Demand for tables at plush Auckland waterfront eatery Mikano has never been greater since three precocious Howick schoolgirls forced its temporary closure in October.
Owner John Gosney says November and December were the busiest consecutive months in Mikano's 10-year history - more lucrative than during America's Cup fever.
"We'vehad amazing public support, the publicity certainly had a positive spin-off," he said of Mikano's rebound from an 11-day liquor licence ban after the underage trio went on a champagne-fuelled dining spree.
"December was about 10 per cent up on last year and we've had people from out of town writing that when they visit Auckland over the summer they will come and have a meal."
The fuss began almost a year ago when a 14-year-old Howick girl, Amber Collins-Roe, allegedly offered two 15-year-old school-friends a night out on her father's credit card and ran up a bill for $562.
They washed down their meals with two bottles of the restaurant's priciest bubbly - a $265 Sir Winston Churchill Pol Roger champagne and a $110 Taittinger.
There was no credit card, though, and the restaurant dobbed itself in by calling police after the girls tried to hightail it to the Sky City casino in a waiting limousine.
The Liquor Licensing Authority was clear about its intention to make an example of Mikano, which lost what Mr Gosney estimates was profit of about $45,000. Its message certainly sent a shiver through the restaurant world, although the authority could not have foreseen the outpouring of public sympathy for Mikano, viewed by most talkback callers as a victim of young upstarts.
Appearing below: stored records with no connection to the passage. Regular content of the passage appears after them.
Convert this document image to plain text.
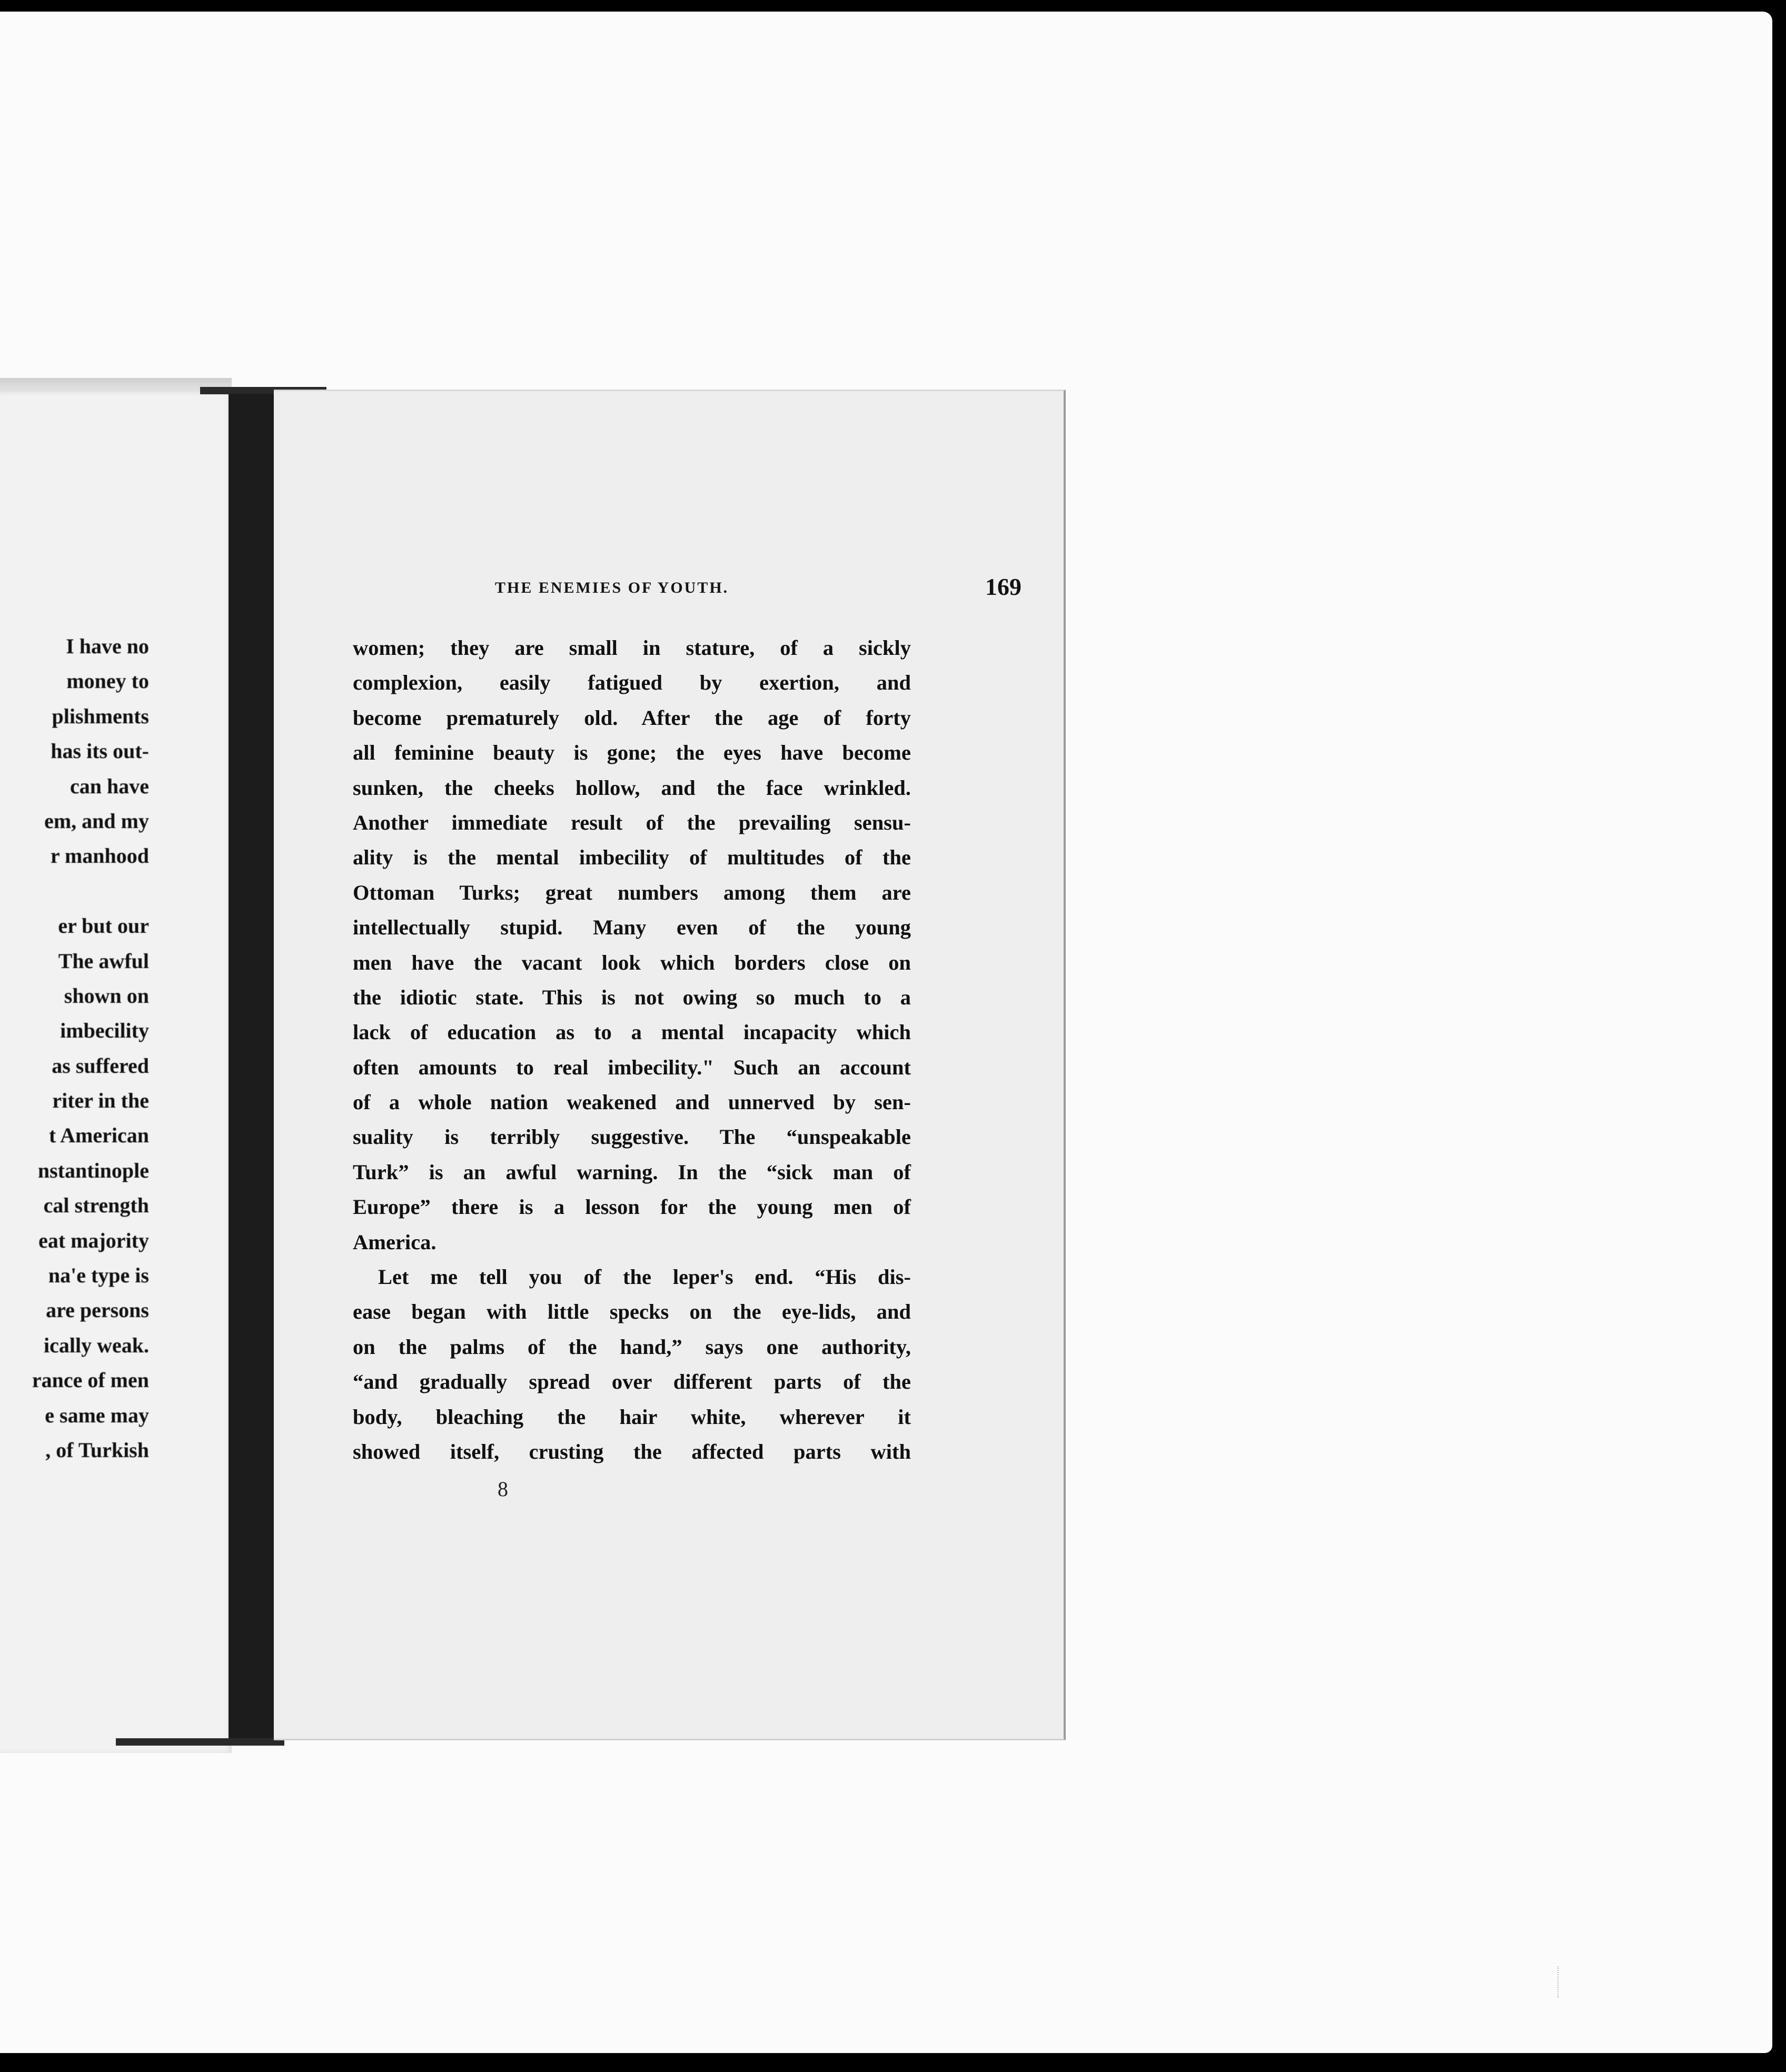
I have no
money to
plishments
has its out-
can have
em, and my
r manhood
er but our
The awful
shown on
imbecility
as suffered
riter in the
t American
nstantinople
cal strength
eat majority
na'e type is
are persons
ically weak.
rance of men
e same may
, of Turkish
THE ENEMIES OF YOUTH.	169
women; they are small in stature, of a sickly
complexion, easily fatigued by exertion, and
become prematurely old. After the age of forty
all feminine beauty is gone; the eyes have become
sunken, the cheeks hollow, and the face wrinkled.
Another immediate result of the prevailing sensu-
ality is the mental imbecility of multitudes of the
Ottoman Turks; great numbers among them are
intellectually stupid. Many even of the young
men have the vacant look which borders close on
the idiotic state. This is not owing so much to a
lack of education as to a mental incapacity which
often amounts to real imbecility." Such an account
of a whole nation weakened and unnerved by sen-
suality is terribly suggestive. The “unspeakable
Turk” is an awful warning. In the “sick man of
Europe” there is a lesson for the young men of
America.
Let me tell you of the leper's end. “His dis-
ease began with little specks on the eye-lids, and
on the palms of the hand,” says one authority,
“and gradually spread over different parts of the
body, bleaching the hair white, wherever it
showed itself, crusting the affected parts with
8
Mr Gosney says his staff have since been extra vigilant, but have had to refuse alcohol to just one young woman, the only suspect diner unable to produce identification proving she was over 18.
As for the high-rolling Howick trio, at least one is still repaying her father, who footed half the bill for her night out.
Clinton Tau remains convinced that daughter Lisa, now aged 16 and with about $100 to pay back after helping him briefly in his block-laying business, was "probably naive" in being enticed to the restaurant.
Hayley McClure, 16, whose parents paid the other half of the bill, says her mother has banned her from talking to the Herald after she admitted earlier that the escapade was "just something to do".
Missing from the payback equation, as the two older girls and their parents have apparently been unable to find her, is Miss Collins-Roe.